There have been a number of interesting developments in CMT research in the past few weeks. Here are three:
Pharnext recently announced topline results of its pivotal phase 3 (PREMIER trial) of PXT3003, its drug candidate for Charcot-Marie-Tooth 1A (CMT1A) concluding that it was a failure. CMTRF did not fund this project but was hopeful for a positive result.
Researchers design phase 3 studies to demonstrate whether a product offers a treatment benefit to a specific population. Sometimes known as pivotal studies, these studies involve 300 to 3,000 participants. Phase 3 studies provide most of the safety data. In previous studies, it is possible that less common side effects might have gone undetected. Because these studies are larger and longer in duration, the results are more likely to show long-term or rare side effects.
In this specific trial, the Overall Neuropathy Limitation Scale (ONLS), which measures functional motor disability, did not confirm findings from their previous clinical trial. Patients with mild-to-moderate CMT1A experienced improvement on both treatment and placebo, rather than the slow deterioration typical of CMT1A’s natural progression. This unexpected improvement in the placebo group complicates the interpretation of the results based on this endpoint. It also confirms what the medical literature as a whole has been saying for many years, namely that ONLS is undoubtedly a relevant endpoint over the long term, but not over such a short period of time as a clinical study.
Other data from the trial suggest no deterioration in the condition of patients under treatment, which is a positive sign in the context of a degenerative disease such as CMT1A. This suggests that PXT3003 might stabilize the condition of patients, which is an important consideration for a disease where progression is generally inevitable. The trial reaffirmed the high safety profile of the treatment, already established in previous studies, crucial for treatments of chronic diseases such as CMT1A.

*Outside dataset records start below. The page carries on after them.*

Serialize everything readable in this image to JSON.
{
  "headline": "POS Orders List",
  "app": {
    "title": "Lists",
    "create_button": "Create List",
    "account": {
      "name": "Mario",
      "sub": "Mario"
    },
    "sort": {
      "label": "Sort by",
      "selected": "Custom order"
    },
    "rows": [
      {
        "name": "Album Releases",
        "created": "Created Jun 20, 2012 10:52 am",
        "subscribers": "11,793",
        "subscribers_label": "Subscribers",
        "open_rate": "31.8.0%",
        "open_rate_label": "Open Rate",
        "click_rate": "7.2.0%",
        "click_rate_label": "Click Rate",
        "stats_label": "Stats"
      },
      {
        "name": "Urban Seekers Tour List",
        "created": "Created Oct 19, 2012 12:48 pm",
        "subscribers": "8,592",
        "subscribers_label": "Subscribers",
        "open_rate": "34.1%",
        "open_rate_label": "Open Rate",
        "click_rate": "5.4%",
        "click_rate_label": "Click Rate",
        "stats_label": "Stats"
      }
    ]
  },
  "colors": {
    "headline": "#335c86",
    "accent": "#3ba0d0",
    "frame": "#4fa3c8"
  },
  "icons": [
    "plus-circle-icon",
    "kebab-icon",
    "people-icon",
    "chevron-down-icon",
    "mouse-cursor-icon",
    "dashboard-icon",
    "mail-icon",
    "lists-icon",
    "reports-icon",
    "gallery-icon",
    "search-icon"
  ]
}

“Considering these initial results, Pharnext plans to continue analyzing the data, particularly in collaboration with potential partners for licensing or acquisition of PXT3003. This analysis will help determine the next steps toward potential marketing authorization,” said the company.
“Although the results we are sharing today are not exactly what we had hoped for, they are nonetheless very promising,” Pharnext’s Manager Hugo Brugière said. “We are now going to make the most of all the data we have accumulated over the last 10 years, including our two phase 3 studies and our 6-year extension study, which tend to demonstrate a beneficial effect on patients.”
Regulators usually leave it up to the company to make their case for approval even if outcomes aren’t what was expected – recently, some drug trial results for other indications were not overwhelming and many thought they wouldn’t be approved, yet they were. The company will likely be meeting with the agencies to explain the data and get insight. They will be pursuing approval in the hope that it can have a stabilizing effect on some patients.
South Korean genome editing developer ToolGen Inc. announced in December that its application for orphan drug designation of the gene correction therapy (TGT-001) for CMT1A, submitted to the US Food and Drug Administration in September has been approved. This designation offers benefits such as tax deductions for clinical expenses, exemption from new drug application fees, and market exclusivity for seven years after approval.
ToolGen’s gene correction therapy TGT-001 aims at the root cause of CMT1A, protein overexpression due to the duplication of the PMP22 gene. The company says that it has completed validation of the treatment strategy through animal experiments.
In this video from 2020, Susan Ruediger CMTRF’s CMO interviews Dr. Jae young Lee of ToolGen:
In Japan a number of researchers report development of a method to delete the additional copy of PMP22 gene by 20–40% to prevent overproduction. Their results show that this method can reduce PMP22 protein production, leading to near normal production in patient’s nerve cells. Further safety assessments will be undertaken. If the treatment is safe for patients, it could become a therapeutic option for CMT1A patients.